Document Type : Original Article
Ottawa Fertility Centre/Division of Reproductive Endocrinology and Infertility, Department of Obstetrics and Gynecology, University of Ottawa, Ottawa, Canada. Ottawa Hospital Research Institute, Ottawa, Canada
Faculty of Medicine, University of Ottawa, Ottawa, Canada
Ottawa Fertility Centre, Ottawa, Canada
Ottawa Fertility Centre/Division of Reproductive Endocrinology and Infertility, Department of Obstetrics and Gynecology, University of Ottawa, Ottawa, Canada
Background: Past studies have shown that culturing slow-growing day 5 embryos to day 6 may increase vitrification yield. This study aims to evaluate if growing embryos not vitrified by day 5 to day 6 increases the proportion of embryos eligible for vitrification.

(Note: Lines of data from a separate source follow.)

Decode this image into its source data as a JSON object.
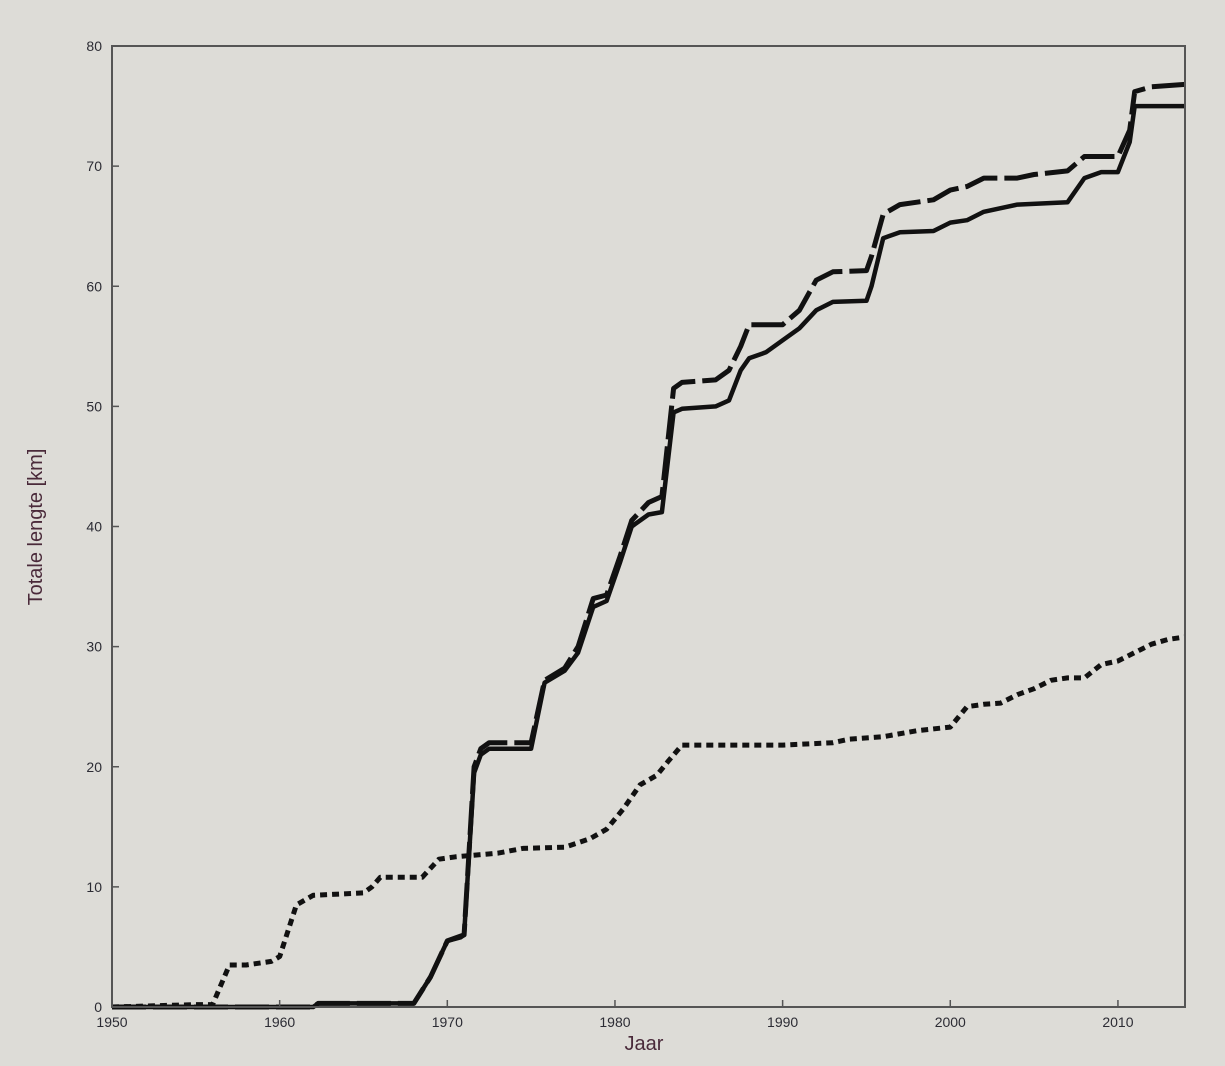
{
  "chart_data": {
    "type": "line",
    "title": "",
    "xlabel": "Jaar",
    "ylabel": "Totale lengte [km]",
    "xlim": [
      1950,
      2014
    ],
    "ylim": [
      0,
      80
    ],
    "xticks": [
      "1950",
      "1960",
      "1970",
      "1980",
      "1990",
      "2000",
      "2010"
    ],
    "yticks": [
      "0",
      "10",
      "20",
      "30",
      "40",
      "50",
      "60",
      "70",
      "80"
    ],
    "grid": false,
    "legend": "none",
    "colors": {
      "background": "#dddcd7",
      "plot_area": "#dddcd7",
      "axis": "#555555",
      "lines": "#111111"
    },
    "series": [
      {
        "style": "solid",
        "points": [
          [
            1950,
            0
          ],
          [
            1962,
            0
          ],
          [
            1962.3,
            0.3
          ],
          [
            1968,
            0.3
          ],
          [
            1969,
            2.5
          ],
          [
            1970,
            5.5
          ],
          [
            1970.8,
            5.8
          ],
          [
            1971,
            6
          ],
          [
            1971.6,
            19.5
          ],
          [
            1972,
            21
          ],
          [
            1972.5,
            21.5
          ],
          [
            1975,
            21.5
          ],
          [
            1975.8,
            27
          ],
          [
            1977,
            28
          ],
          [
            1977.8,
            29.5
          ],
          [
            1978.7,
            33.3
          ],
          [
            1979.5,
            33.8
          ],
          [
            1980.3,
            37
          ],
          [
            1981,
            40
          ],
          [
            1982,
            41
          ],
          [
            1982.8,
            41.2
          ],
          [
            1983.5,
            49.5
          ],
          [
            1984,
            49.8
          ],
          [
            1986,
            50
          ],
          [
            1986.8,
            50.5
          ],
          [
            1987.5,
            53
          ],
          [
            1988,
            54
          ],
          [
            1989,
            54.5
          ],
          [
            1990,
            55.5
          ],
          [
            1991,
            56.5
          ],
          [
            1992,
            58
          ],
          [
            1993,
            58.7
          ],
          [
            1995,
            58.8
          ],
          [
            1995.3,
            60
          ],
          [
            1996,
            64
          ],
          [
            1997,
            64.5
          ],
          [
            1999,
            64.6
          ],
          [
            2000,
            65.3
          ],
          [
            2001,
            65.5
          ],
          [
            2002,
            66.2
          ],
          [
            2003,
            66.5
          ],
          [
            2004,
            66.8
          ],
          [
            2007,
            67
          ],
          [
            2008,
            69
          ],
          [
            2009,
            69.5
          ],
          [
            2010,
            69.5
          ],
          [
            2010.7,
            72
          ],
          [
            2011,
            75
          ],
          [
            2014,
            75
          ]
        ]
      },
      {
        "style": "dashed",
        "points": [
          [
            1950,
            0
          ],
          [
            1962,
            0
          ],
          [
            1962.3,
            0.3
          ],
          [
            1968,
            0.3
          ],
          [
            1969,
            2.5
          ],
          [
            1970,
            5.5
          ],
          [
            1971,
            6
          ],
          [
            1971.6,
            20
          ],
          [
            1972,
            21.5
          ],
          [
            1972.5,
            22
          ],
          [
            1975,
            22
          ],
          [
            1975.8,
            27.2
          ],
          [
            1977,
            28.2
          ],
          [
            1977.8,
            30
          ],
          [
            1978.7,
            34
          ],
          [
            1979.5,
            34.3
          ],
          [
            1980.3,
            37.5
          ],
          [
            1981,
            40.5
          ],
          [
            1982,
            42
          ],
          [
            1982.8,
            42.5
          ],
          [
            1983.5,
            51.5
          ],
          [
            1984,
            52
          ],
          [
            1986,
            52.2
          ],
          [
            1986.8,
            53
          ],
          [
            1987.5,
            55
          ],
          [
            1988,
            56.8
          ],
          [
            1990,
            56.8
          ],
          [
            1991,
            58
          ],
          [
            1992,
            60.5
          ],
          [
            1993,
            61.2
          ],
          [
            1995,
            61.3
          ],
          [
            1995.3,
            62.5
          ],
          [
            1996,
            66
          ],
          [
            1997,
            66.8
          ],
          [
            1999,
            67.2
          ],
          [
            2000,
            68
          ],
          [
            2001,
            68.3
          ],
          [
            2002,
            69
          ],
          [
            2004,
            69
          ],
          [
            2005,
            69.3
          ],
          [
            2007,
            69.6
          ],
          [
            2008,
            70.8
          ],
          [
            2010,
            70.8
          ],
          [
            2010.7,
            73
          ],
          [
            2011,
            76.2
          ],
          [
            2012,
            76.6
          ],
          [
            2014,
            76.8
          ]
        ]
      },
      {
        "style": "dotted",
        "points": [
          [
            1950,
            0
          ],
          [
            1955,
            0.2
          ],
          [
            1956,
            0.2
          ],
          [
            1957,
            3.5
          ],
          [
            1958,
            3.5
          ],
          [
            1959.5,
            3.8
          ],
          [
            1960,
            4.2
          ],
          [
            1961,
            8.5
          ],
          [
            1962,
            9.3
          ],
          [
            1965,
            9.5
          ],
          [
            1965.5,
            10
          ],
          [
            1966,
            10.8
          ],
          [
            1968.5,
            10.8
          ],
          [
            1969.5,
            12.3
          ],
          [
            1970.5,
            12.5
          ],
          [
            1973,
            12.8
          ],
          [
            1974.5,
            13.2
          ],
          [
            1977,
            13.3
          ],
          [
            1978.5,
            14
          ],
          [
            1979.5,
            14.8
          ],
          [
            1980.5,
            16.5
          ],
          [
            1981.5,
            18.5
          ],
          [
            1982.5,
            19.3
          ],
          [
            1983.2,
            20.5
          ],
          [
            1984,
            21.8
          ],
          [
            1987,
            21.8
          ],
          [
            1990,
            21.8
          ],
          [
            1993,
            22
          ],
          [
            1994,
            22.3
          ],
          [
            1996,
            22.5
          ],
          [
            1998,
            23
          ],
          [
            2000,
            23.3
          ],
          [
            2001,
            25
          ],
          [
            2002,
            25.2
          ],
          [
            2003,
            25.3
          ],
          [
            2004,
            26
          ],
          [
            2005,
            26.5
          ],
          [
            2006,
            27.2
          ],
          [
            2007,
            27.4
          ],
          [
            2008,
            27.4
          ],
          [
            2009,
            28.5
          ],
          [
            2010,
            28.8
          ],
          [
            2011,
            29.5
          ],
          [
            2012,
            30.2
          ],
          [
            2013,
            30.6
          ],
          [
            2014,
            30.8
          ]
        ]
      }
    ]
  }
}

Methods: A Canadian tertiary-care clinic-based cohort was identified retrospectively between August 2019 and December 2020. In vitro fertilization (IVF) cycles involving autologous oocytes with at least one viable day 5 embryo were selected for inclusion. We compared embryo developmental outcomes of IVF cycles performed before and after an embryo cryopreservation policy change. Prior to March 2020, good-quality day 5 blastocysts of any stage were eligible for vitrification, and after that date, good-quality full and expanded blastocysts on either day 5 or day 6 were eligible. The primary outcome is the comparative proportion of embryos eligible for vitrification. The secondary outcome is to identify embryo, maternal and cycle factors that are predictive of day 6 vitrification.
Results: A total of 3,438 viable embryos across 679 consecutive IVF cycles were included in this study. After the policy change, we found similar mean proportions of blastocysts eligible for cryopreservation (46.9% per IVF cycle in Group 2 vs. 44.4% in Group 1, mean difference 0.025, 95% confidence interval -0.021 to 0.071, p = 0.28). The mean number of cryopreserved embryos were significantly higher in Group 2 (mean 2.2 vs. 1.7 embryos, p= 0.007). Factors that predicated an embryo’s progression to day 6 included: younger age of egg provider, presence of an early blastocyst on day 5, and cycles involving surgically-retrieved sperm.
Conclusion: A cryopreservation policy change to include good-quality full and expanded day 6 blastocysts while avoiding to vitrify early blastocysts on day 5 yielded comparable proportions of embryos eligible for vitrification per IVF cycle.